Climate data for Buras, Louisiana (1991–2020)
| Month | Jan | Feb | Mar | Apr | May | Jun | Jul | Aug | Sep | Oct | Nov | Dec | Year |
| Mean daily maximum °F (°C) | 62.0 (16.7) | 66.1 (18.9) | 70.9 (21.6) | 77.0 (25.0) | 82.6 (28.1) | 87.3 (30.7) | 89.7 (32.1) | 89.5 (31.9) | 86.2 (30.1) | 80.0 (26.7) | 71.6 (22.0) | 65.4 (18.6) | 77.4 (25.2) |
| Daily mean °F (°C) | 54.3 (12.4) | 58.4 (14.7) | 63.2 (17.3) | 69.5 (20.8) | 75.9 (24.4) | 81.1 (27.3) | 83.2 (28.4) | 82.9 (28.3) | 80.0 (26.7) | 72.7 (22.6) | 64.2 (17.9) | 57.6 (14.2) | 70.3 (21.2) |
| Mean daily minimum °F (°C) | 46.6 (8.1) | 50.8 (10.4) | 55.5 (13.1) | 61.9 (16.6) | 69.3 (20.7) | 75.0 (23.9) | 76.7 (24.8) | 76.2 (24.6) | 73.9 (23.3) | 65.4 (18.6) | 56.8 (13.8) | 49.8 (9.9) | 63.2 (17.3) |
| Average precipitation inches (mm) | 5.42 (138) | 4.22 (107) | 4.78 (121) | 4.50 (114) | 3.82 (97) | 7.19 (183) | 7.22 (183) | 7.19 (183) | 6.62 (168) | 4.40 (112) | 3.60 (91) | 3.87 (98) | 62.83 (1,595) |
| Average snowfall inches (cm) | 0.0 (0.0) | 0.0 (0.0) | 0.0 (0.0) | 0.0 (0.0) | 0.0 (0.0) | 0.0 (0.0) | 0.0 (0.0) | 0.0 (0.0) | 0.0 (0.0) | 0.0 (0.0) | 0.0 (0.0) | 0.0 (0.0) | 0 (0) |
Source: NOAA

==Demographics==

Buras first appeared in the 2010 U.S. census formed along with the Triumph CDP from the deleted Buras-Triumph CDP.

Buras CDP, Louisiana – Racial and ethnic composition Note: the US Census treats Hispanic/Latino as an ethnic category. This table excludes Latinos from the racial categories and assigns them to a separate category.
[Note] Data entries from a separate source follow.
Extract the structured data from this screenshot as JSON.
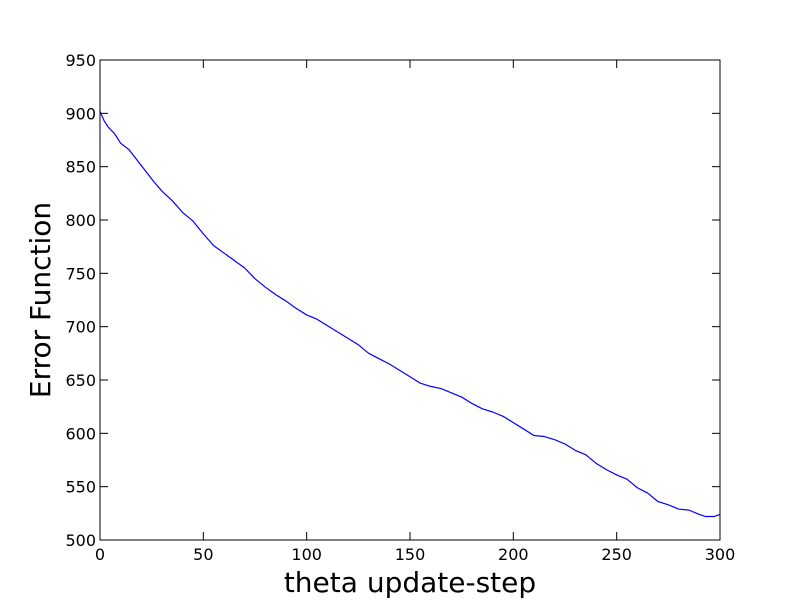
{
  "chart_data": {
    "type": "line",
    "title": "",
    "xlabel": "theta update-step",
    "ylabel": "Error Function",
    "xlim": [
      0,
      300
    ],
    "ylim": [
      500,
      950
    ],
    "x_ticks": [
      0,
      50,
      100,
      150,
      200,
      250,
      300
    ],
    "y_ticks": [
      500,
      550,
      600,
      650,
      700,
      750,
      800,
      850,
      900,
      950
    ],
    "grid": false,
    "line_color": "#0000ff",
    "series": [
      {
        "x": [
          0,
          2,
          4,
          7,
          10,
          14,
          18,
          22,
          26,
          30,
          35,
          40,
          45,
          50,
          55,
          60,
          65,
          70,
          75,
          80,
          85,
          90,
          95,
          100,
          105,
          110,
          115,
          120,
          125,
          130,
          135,
          140,
          145,
          150,
          155,
          160,
          165,
          170,
          175,
          180,
          185,
          190,
          195,
          200,
          205,
          210,
          215,
          220,
          225,
          230,
          235,
          240,
          245,
          250,
          255,
          260,
          265,
          270,
          275,
          280,
          285,
          290,
          293,
          295,
          297,
          300
        ],
        "y": [
          902,
          893,
          887,
          881,
          872,
          866,
          856,
          846,
          836,
          827,
          818,
          807,
          799,
          787,
          776,
          769,
          762,
          755,
          745,
          737,
          730,
          724,
          717,
          711,
          707,
          701,
          695,
          689,
          683,
          675,
          670,
          665,
          659,
          653,
          647,
          644,
          642,
          638,
          634,
          628,
          623,
          620,
          616,
          610,
          604,
          598,
          597,
          594,
          590,
          584,
          580,
          572,
          566,
          561,
          557,
          549,
          544,
          536,
          533,
          529,
          528,
          524,
          522,
          522,
          522,
          524
        ]
      }
    ]
  }
}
Hispanics/Latinos may be of any race.
| Race / Ethnicity (NH = Non-Hispanic) | Pop 2010 | Pop 2020 | % 2010 | % 2020 |
|---|---|---|---|---|
| White alone (NH) | 564 | 471 | 59.68% | 42.47% |
| Black or African American alone (NH) | 63 | 118 | 6.67% | 10.64% |
| Native American or Alaska Native alone (NH) | 19 | 16 | 2.01% | 1.44% |
| Asian alone (NH) | 210 | 344 | 22.22% | 31.02% |
| Native Hawaiian or Pacific Islander alone (NH) | 0 | 0 | 0.00% | 0.00% |
| Other race alone (NH) | 5 | 18 | 0.53% | 1.62% |
| Mixed race or Multiracial (NH) | 53 | 82 | 5.61% | 7.39% |
| Hispanic or Latino (any race) | 31 | 60 | 3.28% | 5.41% |
| Total | 945 | 1,109 | 100.00% | 100.00% |

Historical population
| Census | Pop. | Note | %± |
| 2010 | 945 |  | — |
| 2020 | 1,109 |  | 17.4% |
U.S. Decennial Census

==Government==
The United States Postal Service operates a post office.

==Education==
Plaquemines Parish School Board operates the public schools of the parish.

It is served by South Plaquemines High School in Empire, next to the Buras CDP, and with a Buras postal address.

Prior to 2005, Buras Middle School (grades 6–8) and Buras High School (grades PK-5 and 9–12) served the community, but Hurricane Katrina damaged the buildings. In the immediate post-Katrina period no new campuses opened in Buras, leading some residents to feel that the community may further erode. The permanent school building of South Plaquemines High was established on the site of the former Buras Middle School, while faculty residences were placed on the property of the former Buras High School.

Plaquemines Parish is in the service area of Nunez Community College.

The Plaquemines Parish Library maintains the Buras Branch.